Written and directed by Lowell Dean, this irreverent horror-comedy follows the exploits of Lou Garou (Leo Farard), a lazy, drunken police deputy who ends up becoming the “clawed” arm of the law in his small town of Woodhaven.
This film has been on my radar since its creators took part in Cinecoup’s Film Accelerator project last year. Out of over ninety film concepts that were developed during a fifteen week period, WOLFCOP got the most fan support. As a result, the film was financed for one-million dollars, and awarded a guaranteed theatrical run in Canada! (Way to go guys!)
Lou Garou (named after the legendary Rougarou) is a terrible police officer. He’s late every day, always looks shabby, doesn’t solve any cases, and is constantly drunk. That all changes one fateful night when he stumbles onto the scene of a Satanic ritual, and is captured by three hooded figures. He awakens in his own bed the following morning with a pentagram carved into his chest, and takes the discovery like a champ.
Instead of going to the hospital, he bandages his chest and goes off to work. Despite his continued alcoholism, Lou feels more alert, and soon begins putting his newly enhanced senses to good use. The death of a mayoral candidate, and the cancellation of Woodhaven’s annual “Drink N’ Shoot” celebration, entices Lou to do some actual police work.
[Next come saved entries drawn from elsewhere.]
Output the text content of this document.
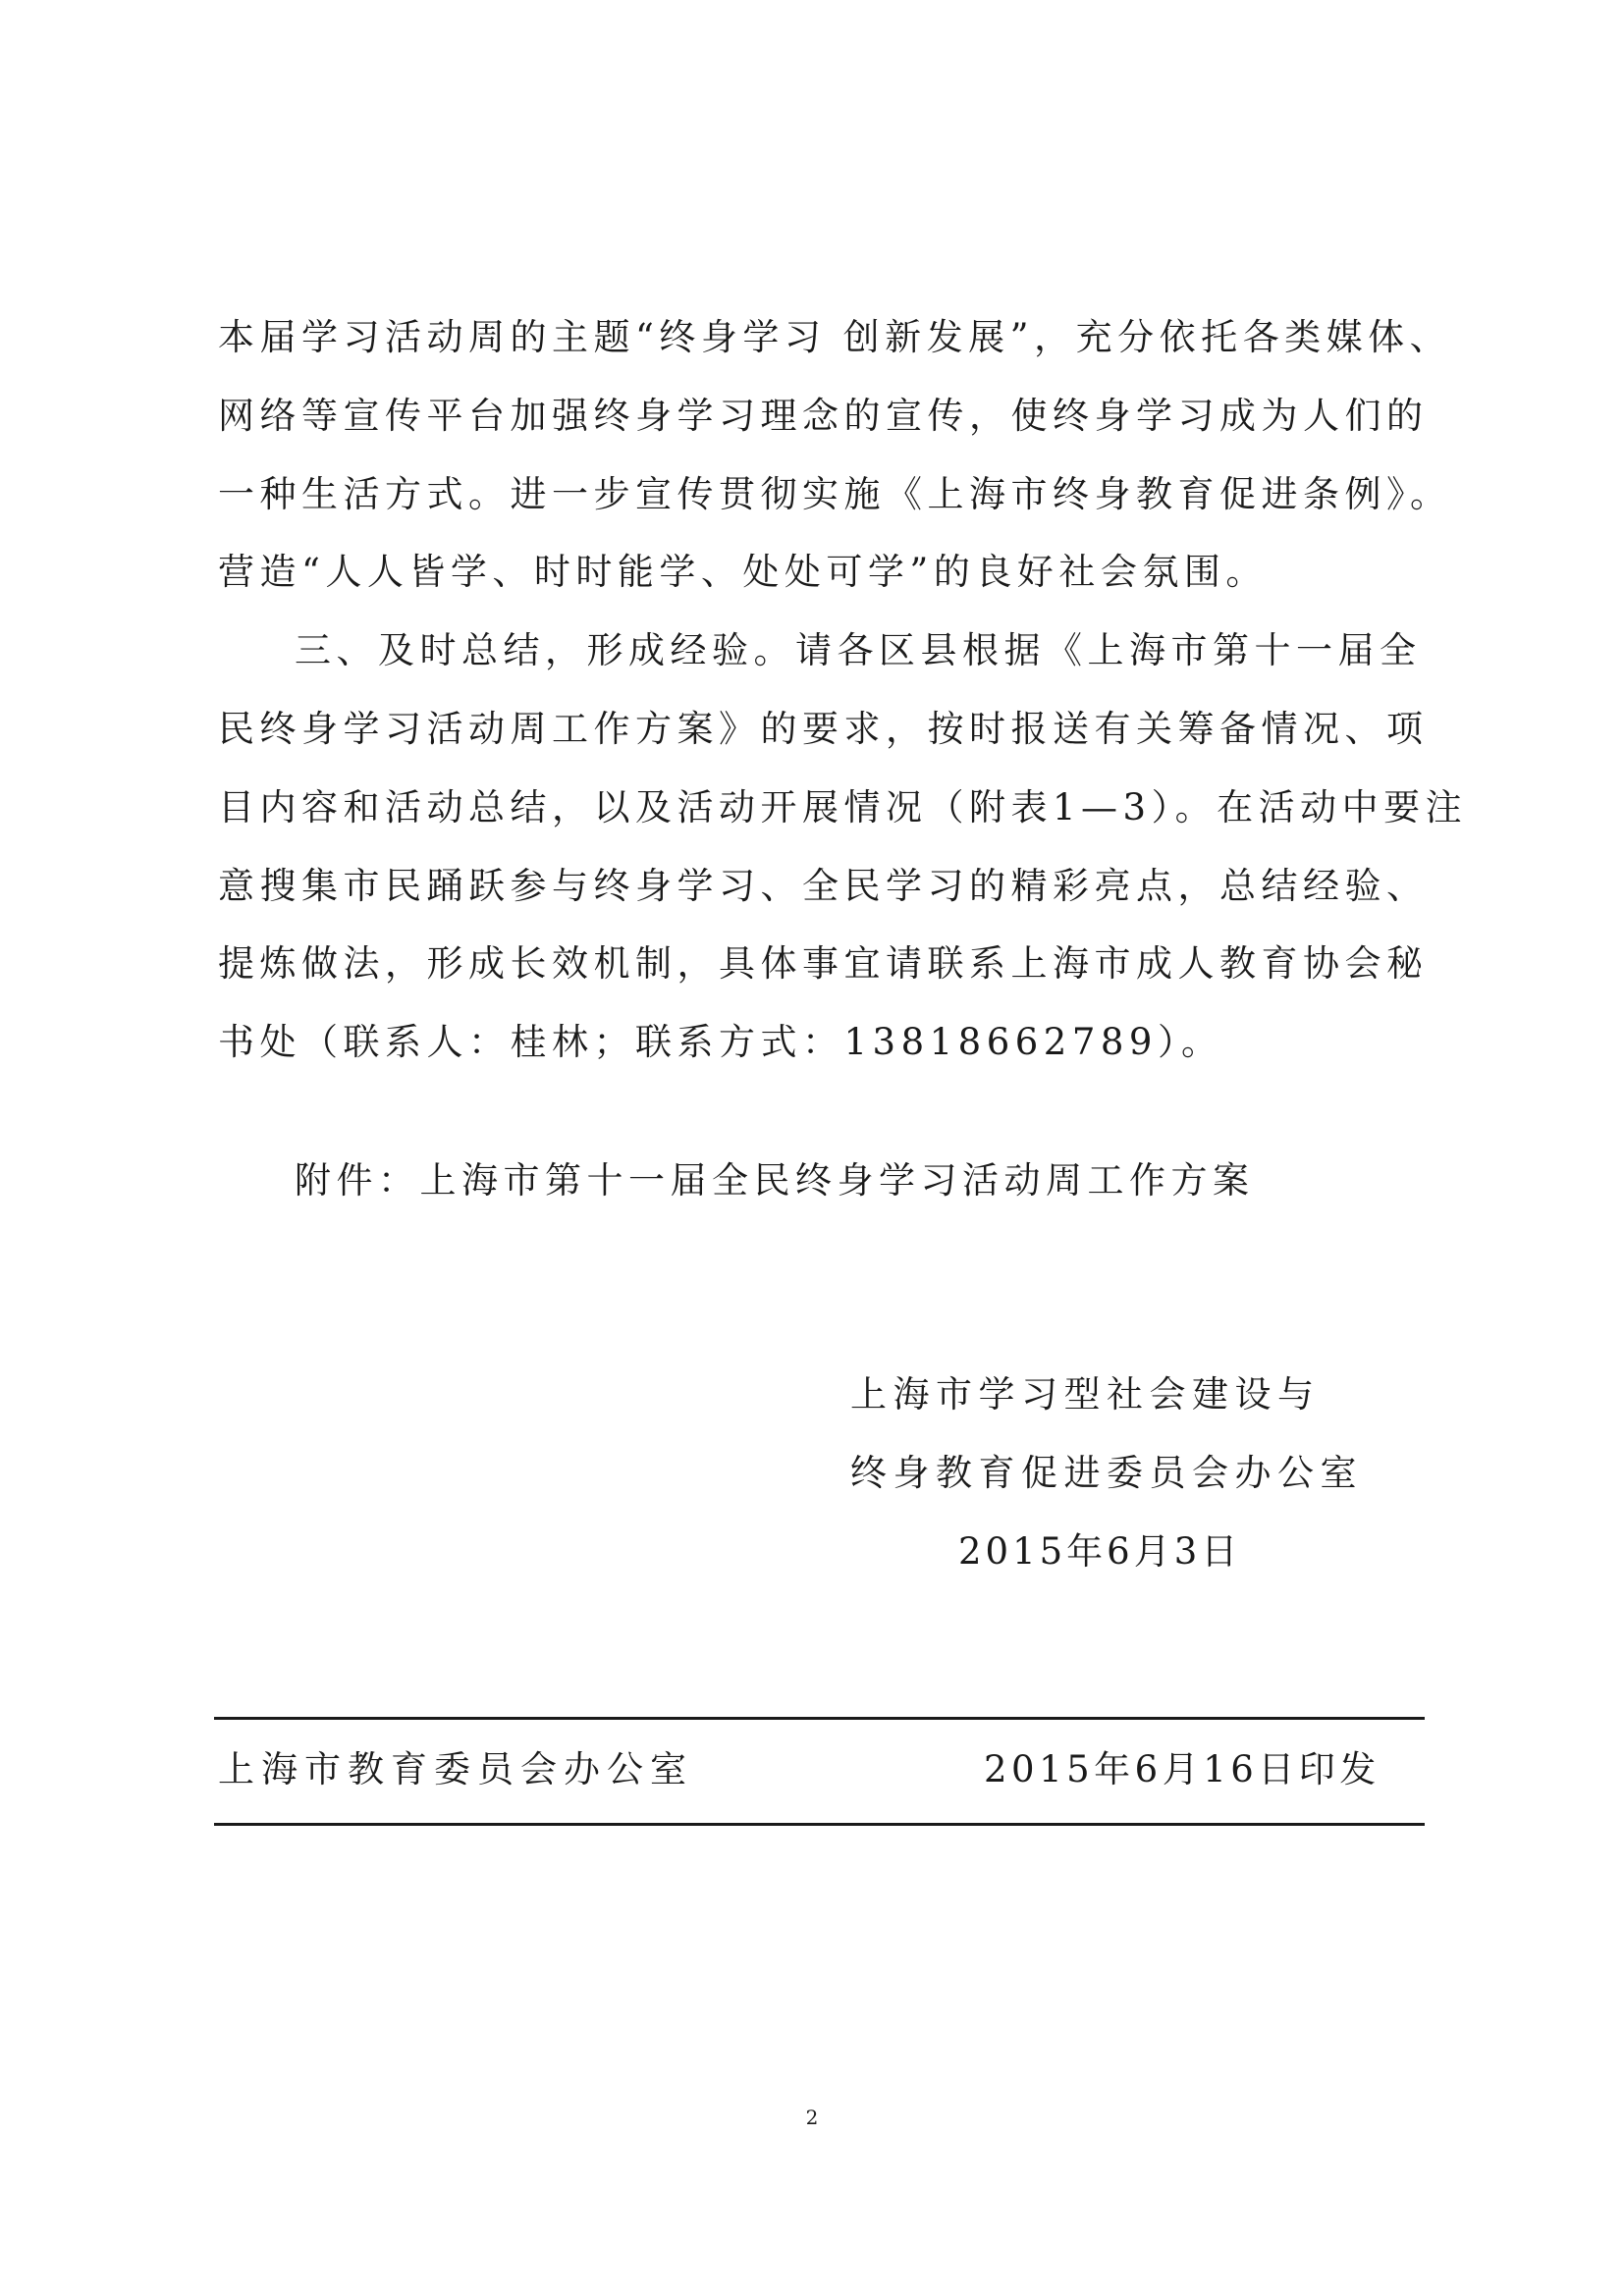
本届学习活动周的主题“终身学习 创新发展”，充分依托各类媒体、
网络等宣传平台加强终身学习理念的宣传，使终身学习成为人们的
一种生活方式。进一步宣传贯彻实施《上海市终身教育促进条例》。
营造“人人皆学、时时能学、处处可学”的良好社会氛围。
三、及时总结，形成经验。请各区县根据《上海市第十一届全
民终身学习活动周工作方案》的要求，按时报送有关筹备情况、项
目内容和活动总结，以及活动开展情况（附表1—3）。在活动中要注
意搜集市民踊跃参与终身学习、全民学习的精彩亮点，总结经验、
提炼做法，形成长效机制，具体事宜请联系上海市成人教育协会秘
书处（联系人：桂林；联系方式：13818662789）。
附件：上海市第十一届全民终身学习活动周工作方案
上海市学习型社会建设与
终身教育促进委员会办公室
2015年6月3日
上海市教育委员会办公室	2015年6月16日印发
2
He discovers that similar events have occurred in Woodhaven’s past, about every thirty-two years, in conjunction with a lunar eclipse. But what does it all mean?!
Eventually Lou does in fact turn into a werewolf. Teamed with his crazy sidekick named Willie (Jonathan Cherry), Lou goes on a rampage of gory heroics. He thwarts a robbery (orchestrated by three armed men in pig masks), destroys a meth lab (ripping off a man’s face in the process), and turns his cop car into a “Wolfcop-mobile.” And if that weren’t enough, he also has a gratuitous sex scene in a jail cell with a sexy bartender named Jessica (Sarah Lind). Not surprisingly, she seduces him while dressed as Little Red Riding Hood.
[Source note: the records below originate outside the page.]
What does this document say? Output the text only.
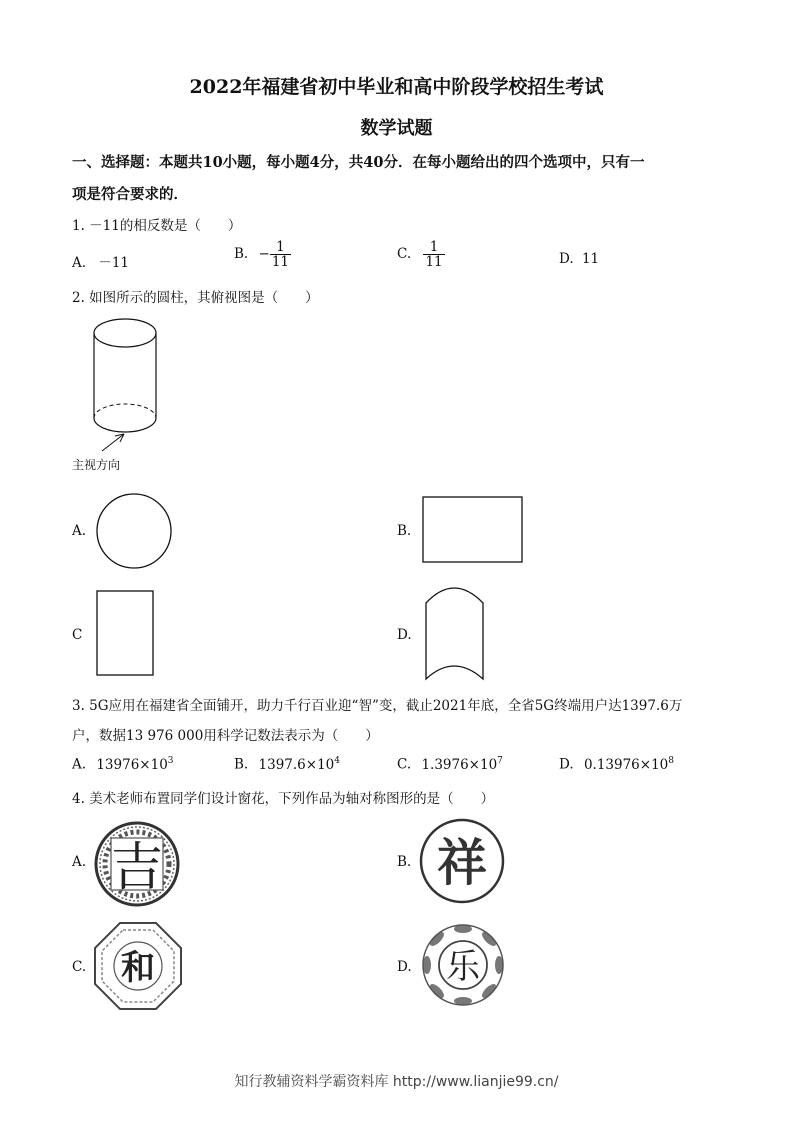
2022年福建省初中毕业和高中阶段学校招生考试
数学试题
一、选择题：本题共10小题，每小题4分，共40分．在每小题给出的四个选项中，只有一
项是符合要求的．
1. －11的相反数是（　　）
A. －11
B. − $\frac{1}{11}$	C. $\frac{1}{11}$	D. 11
2. 如图所示的圆柱，其俯视图是（　　）
主视方向
A.	B.
C	D.
3. 5G应用在福建省全面铺开，助力千行百业迎“智”变，截止2021年底，全省5G终端用户达1397.6万
户，数据13 976 000用科学记数法表示为（　　）
A. $13976\times 10^3$	B. $1397.6\times 10^4$	C. $1.3976\times 10^7$	D. $0.13976\times 10^8$
4. 美术老师布置同学们设计窗花，下列作品为轴对称图形的是（　　）
A. 吉	B. 祥
C. 和	D. 乐
知行教辅资料学霸资料库 http://www.lianjie99.cn/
As the film heads swiftly toward its climax, “Wolfcop” is captured by his creators for a ritual called “The Reckoning.” If successful, said ritual would mean the end of Woodhaven’s lycanthropic savior! Will Wolfcop survive and the save the day?! Well, I’ll tell you this much: A sequel is already in the works!
WOLFCOP revels in its ridiculous premise, and makes no apologies for the barrage of puns and homages it makes to werewolf mythology and fairy tales. It fully embraces the concept of a werewolf upholding the law in a small town, and it totally works in the the movie’s favor. Had a more serious approach been taken, I don’t think WOLFCOP would have succeeded.
The movie is surprisingly well-made, with an interesting script by writer/director Lowell Dean. I’ve watched a lot of werewolf flicks, and this one has one of the more original origin stories for one of history’s greatest monsters.
I’ve seen movies where you have to be bitten by a werewolf to become one. (The most common way.) I’ve seen movies where someone has been injected with werewolf blood or serum. I’ve even seen movies where lycanthropy is spread through sexual intercourse! However, WOLFCOP handles its mon-star’s origins in a completely different manner.
In an age where every movie monster seems to be a product of genetic tampering, werewolfism caused by Satanic rites is a rather fresh take on things. (And before you say anything, yes I know it was done in WEREWOLVES ON WHEELS back in ’71. ) And I like that the film’s villains, a trio of shapeshifting lizard-people, create wolfmen in order to harvest the creatures’ blood to retain their immortality. (Finally, a movie that takes those “lizard people are running the government” conspiracy theories and does something with it!)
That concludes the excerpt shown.